The boss had also kept him up-to-date on the renovations going on over at the hotel. That made even more sense, as increased business there meant more dudes for his cowhands to work with and entertain on the ranch. For anything connected with the hotel guests, he and Jed always coordinated with Tina.

"Jane," Jed went on, "wants to take some photos around the hotel. The rooms downstairs, some of the guest rooms that are already finished…for the new website."

"Sounds good." He grabbed the towel from beside the sink.

"I want you to give her a hand."

He froze with the towel halfway up one wet forearm. Water ran down the other arm and off his elbow. Drip…drip…drip… Like water torture. Like the sound of Jed's request echoing in his brain.

The boss's blue eyes looked guileless enough. But then, he couldn't know how much his manager wanted to avoid this granddaughter, for a whole list of reasons.

He'd had enough of the teenage Jane mouthing off to him during his early days working as a stable hand on the ranch. As a dyed-in-the-wool cowboy, he had no interest in being around a city slicker. And those stories Cole had told him recently only reinforced his determination to avoid her. Her drive for success and single-minded focus on her career gave her too much in common with his fashion-model ex-wife.

Pete finished drying off and hung up the towel again. "What does she need with a cowboy, if she's only taking a bunch of pictures?"

"She'll be setting things up, moving furniture around. I want someone to do the heavy lifting."

"I can spare one of the stable hands for that. They're fine about doing whatever jobs they're given, even ones not in their job description." He forced a laugh. "Since moving furniture's not in mine, either, I'm sure you don't want your foreman—"

"I do want my foreman on this job."

"Speaking of jobs, I'd better get going." And get the heck out of here before I say something I shouldn't. "There's a lot of territory to cover this morning." He crossed the barn to take a set of reins from their hook. "It's June, Jed. I don't need to tell you how busy that makes us around here."

"And I'll tell you this, flat-out straight the way I always do. I want someone I can trust to be alone with my granddaughter."

Eyebrows raised, Pete turned back. From the stories Cole had told him about Jane, a New Yorker who traveled all over the world for her job, he couldn't think of any woman more able to handle herself. Which meant…

"I'm not saying anything against the boys," Jed continued as if he'd read his manager's mind. "I trust every one of 'em. But there's no one I have more faith in than you."

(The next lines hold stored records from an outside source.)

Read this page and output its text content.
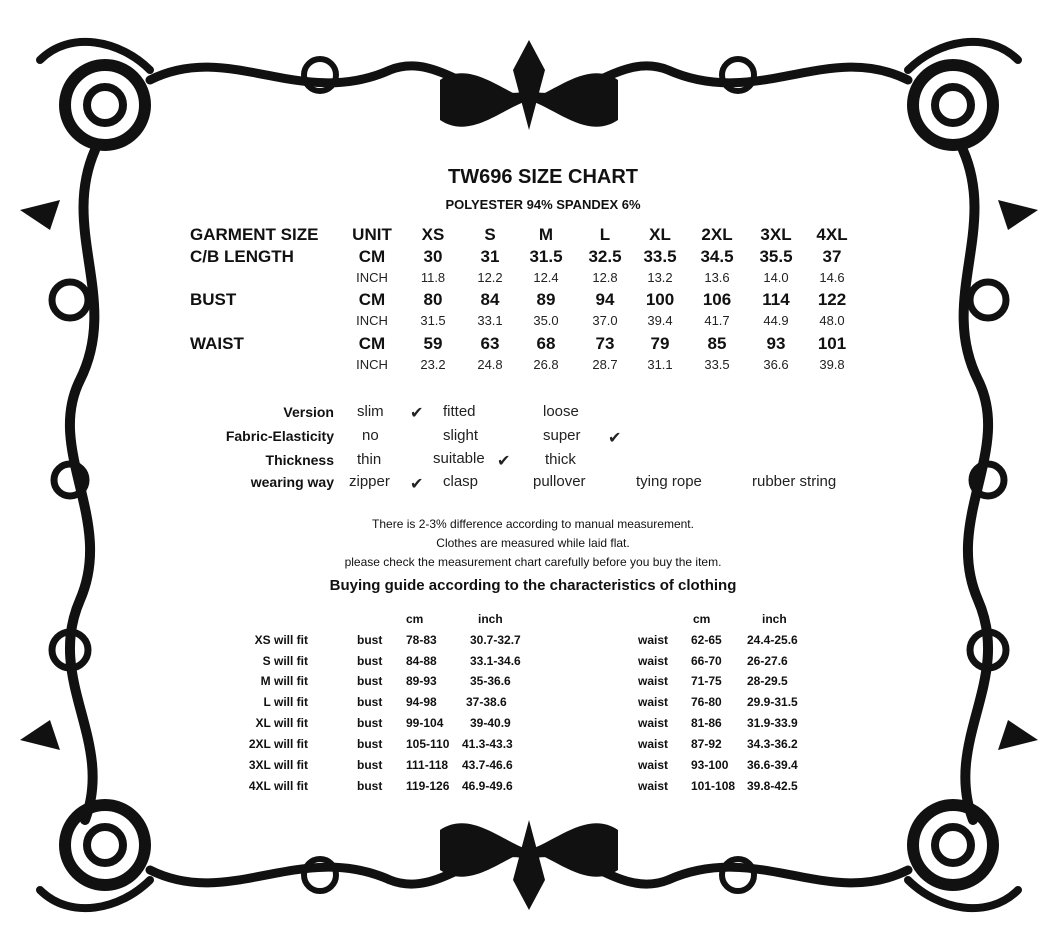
TW696 SIZE CHART
POLYESTER 94% SPANDEX 6%
GARMENT SIZE UNIT XS S	M	L XL 2XL 3XL 4XL
C/B LENGTH	CM 30 31 31.5 32.5 33.5 34.5 35.5 37
INCH	11.8 12.2 12.4	12.8 13.2 13.6	14.0 14.6
BUST	CM 80 84 89 94 100 106 114 122
INCH 31.5 33.1 35.0	37.0 39.4 41.7	44.9 48.0
WAIST	CM 59 63 68 73 79 85 93 101
INCH 23.2 24.8 26.8	28.7 31.1 33.5	36.6 39.8
Version slim ✔ fitted	loose
Fabric-Elasticity no	slight	super ✔
Thickness thin	suitable ✔ thick
wearing way zipper ✔ clasp	pullover	tying rope	rubber string
There is 2-3% difference according to manual measurement.
Clothes are measured while laid flat.
please check the measurement chart carefully before you buy the item.
Buying guide according to the characteristics of clothing
cm	inch	cm	inch
XS will fit	bust 78-83	30.7-32.7	waist 62-65 24.4-25.6
S will fit	bust 84-88	33.1-34.6	waist 66-70 26-27.6
M will fit	bust 89-93	35-36.6	waist 71-75 28-29.5
L will fit	bust 94-98 37-38.6	waist 76-80 29.9-31.5
XL will fit	bust 99-104 39-40.9	waist 81-86 31.9-33.9
2XL will fit	bust 105-110 41.3-43.3	waist 87-92 34.3-36.2
3XL will fit	bust 111-118 43.7-46.6	waist 93-100 36.6-39.4
4XL will fit	bust 119-126 46.9-49.6	waist 101-108 39.8-42.5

"I appreciate the vote of confidence, boss." He swallowed hard. "But—"

"And as I recall," Jed interrupted heavily, "when it comes to job descriptions, the two of us don't much stick to formalities between us, do we?"

"No, we don't," he agreed, knowing those words had just sealed his fate.

He owed the boss for providing everything he needed to take care of his kids.

And now, all too plainly, the man had called in his debt.